Maserati is poised to reveal its new BMW M5-rivalling saloon, which will play a big part in helping increase sales eight-fold to 50,000 units by 2015.
The new saloon, pictured in heavily camouflaged prototype form, has already been named Ghibli. It's pencilled in for a reveal at the Shanghai motor show in April before going on sale at the end of the year, although a September reveal at the Frankfurt show has also been mooted should there be any late snags in development.
The Ghibli will join the new Quattroporte and existing GranTurismo and GranCabrio models in Maserati’s line-up, which will swell further next year with the introduction of the Levante SUV, its probable future best-seller, and crowned potentially in 2015 with a new lightweight, high-performance sports car based on the Alfa Romeo 4C.
Maserati hopes these launches will help reach its 50,000-unit sales target, up from the 6288 sold last year, allowing it to become a more significant player with a much broader portfolio in the luxury performance market.
The Ghibli is targeted directly at the likes of the M5, Porsche Panamera and Jaguar XFR. It will be offered with twin-turbo V6 and V8 petrol engines and Maserati’s first-ever diesel powerplant. The twin-turbo V6 oil-burner will give the company a rival to high-performance diesel versions of the 5 series, Panamera and Audi A6. Rear-wheel drive will be standard on the Ghibli, but all-wheel drive will be an option.
The car has been developed alongside the larger Quattroporte saloon, which was tested by Autocar. The pair were designed in-house at Maserati under the watch of highly-regarded design consultant Lorenzo Ramaciotti, who’s responsible for a string of acclaimed Ferraris, rather than being outsourced to an external styling house.
The Ghibli, codenamed M157, will be based on a shrunken version of the Quattroporte’s steel platform. It is expected to measure around 4900mm in length ― some 300mm shorter than the Quattroporte ― to put it on a par with the 5-series.
The two saloons will share components including the subframes and electrically adjustable suspension, but sources have revealed the Ghibli will be tuned to be a “much more aggressive car than the Quattroporte”.
One of the biggest reasons for the increase in length of the new Quattroporte over the 5052mm long old model was to increase the legroom for rear passengers. Despite being shorter, rear legroom in the Ghibli is expected to be on a par with the old Quattroporte due to the superior packaging of the new rear-drive platform.

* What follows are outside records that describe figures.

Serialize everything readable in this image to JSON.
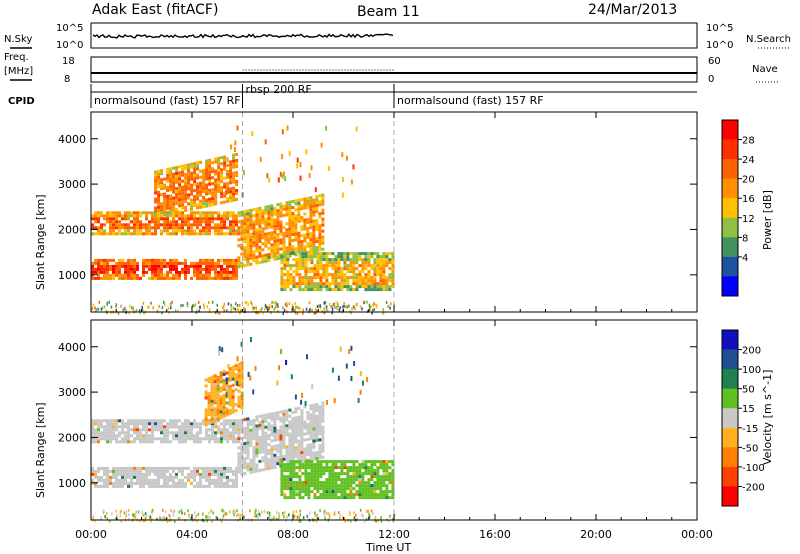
{
  "header": {
    "station": "Adak East (fitACF)",
    "beam": "Beam 11",
    "date": "24/Mar/2013"
  },
  "summary": {
    "nsky_label": "N.Sky",
    "nsearch_label": "N.Search",
    "freq_label_1": "Freq.",
    "freq_label_2": "[MHz]",
    "nave_label": "Nave",
    "cpid_label": "CPID",
    "nsky_ticks": [
      "10^5",
      "10^0"
    ],
    "nsearch_ticks": [
      "10^5",
      "10^0"
    ],
    "freq_ticks": [
      "18",
      "8"
    ],
    "nave_ticks": [
      "60",
      "0"
    ]
  },
  "cpid": {
    "segments": [
      {
        "start": 0,
        "end": 6.0,
        "label": "normalsound (fast) 157 RF"
      },
      {
        "start": 6.0,
        "end": 12.0,
        "label": "rbsp 200 RF"
      },
      {
        "start": 12.0,
        "end": 24.0,
        "label": "normalsound (fast) 157 RF"
      }
    ]
  },
  "xaxis": {
    "label": "Time UT",
    "ticks": [
      "00:00",
      "04:00",
      "08:00",
      "12:00",
      "16:00",
      "20:00",
      "00:00"
    ],
    "range_hours": [
      0,
      24
    ]
  },
  "yaxis": {
    "label": "Slant Range [km]",
    "ticks": [
      "1000",
      "2000",
      "3000",
      "4000"
    ],
    "range_km": [
      180,
      4590
    ]
  },
  "colorbars": {
    "power": {
      "label": "Power [dB]",
      "ticks": [
        "28",
        "24",
        "20",
        "16",
        "12",
        "8",
        "4"
      ],
      "colors": [
        "#ff0000",
        "#ff3000",
        "#ff6000",
        "#ff9000",
        "#ffc000",
        "#90c040",
        "#409060",
        "#2050a0",
        "#0000ff"
      ]
    },
    "velocity": {
      "label": "Velocity [m s^-1]",
      "ticks": [
        "200",
        "100",
        "50",
        "15",
        "-15",
        "-50",
        "-100",
        "-200"
      ],
      "colors": [
        "#1010c0",
        "#205090",
        "#208050",
        "#60c020",
        "#c8c8c8",
        "#ffb020",
        "#ff8000",
        "#ff4000",
        "#ff0000"
      ]
    }
  },
  "chart_data": {
    "type": "heatmap",
    "title": "Adak East (fitACF) Beam 11 24/Mar/2013",
    "xlabel": "Time UT",
    "ylabel": "Slant Range [km]",
    "xlim": [
      0,
      24
    ],
    "ylim": [
      180,
      4590
    ],
    "series": [
      {
        "name": "Power [dB]",
        "bands": [
          {
            "t0": 0.0,
            "t1": 5.8,
            "r0": 900,
            "r1": 1350,
            "level": 28
          },
          {
            "t0": 0.0,
            "t1": 5.8,
            "r0": 1900,
            "r1": 2400,
            "level": 24
          },
          {
            "t0": 2.5,
            "t1": 5.8,
            "r0": 2300,
            "r1": 3300,
            "level": 22
          },
          {
            "t0": 5.8,
            "t1": 9.2,
            "r0": 1200,
            "r1": 2400,
            "level": 20
          },
          {
            "t0": 7.5,
            "t1": 12.0,
            "r0": 700,
            "r1": 1500,
            "level": 18
          }
        ]
      },
      {
        "name": "Velocity [m s^-1]",
        "bands": [
          {
            "t0": 0.0,
            "t1": 5.8,
            "r0": 900,
            "r1": 1350,
            "level": 0
          },
          {
            "t0": 0.0,
            "t1": 5.8,
            "r0": 1900,
            "r1": 2400,
            "level": 0
          },
          {
            "t0": 4.5,
            "t1": 6.0,
            "r0": 2300,
            "r1": 3300,
            "level": -40
          },
          {
            "t0": 5.8,
            "t1": 9.2,
            "r0": 1200,
            "r1": 2400,
            "level": 0
          },
          {
            "t0": 7.5,
            "t1": 12.0,
            "r0": 700,
            "r1": 1500,
            "level": 30
          }
        ]
      }
    ]
  }
}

From launch, the base engine is expected to be a version of the Ferrari-designed and built twin-turbocharged direct-injection 3.0-litre V6 found in the Quattroporte. In the larger saloon, the engine produces 416bhp and 407lb ft, but the peak power figure is likely to be capped at 385bhp in the Ghibli.
The other petrol engine choice will be a version of the 3.8-litre V8 found in the Quattroporte. The twin-turbocharged direct-injection V8 is closely related to the V6. It too is designed and manufactured by Ferrari and produces 523bhp and 479lb ft in the Quattroporte. It’s expected to be detuned to around 480bhp in the Ghibli.
The diesel engine’s identity is unknown, but it is expected to be a highly tuned version of the 3.0-litre V6 turbodiesel unit already found in various Fiat Group products including the Chrysler 300 and Jeep Grand Cherokee. Sources have indicated that the engine and exhaust note will undergo extensive sound tuning to mask the characteristic diesel clatter, with a synthesised sound likely to be played into the cabin, too.
All engines will be hooked-up as standard to a ZF-supplied eight-speed automatic gearbox with paddle shifters, and will have the option of all-wheel drive. However, with Maserati confirming the larger Quattroporte will not be built with all-wheel drive for right-hand drive markets, it is likely that only rear-drive versions of the Ghibli will be offered for sale in the UK.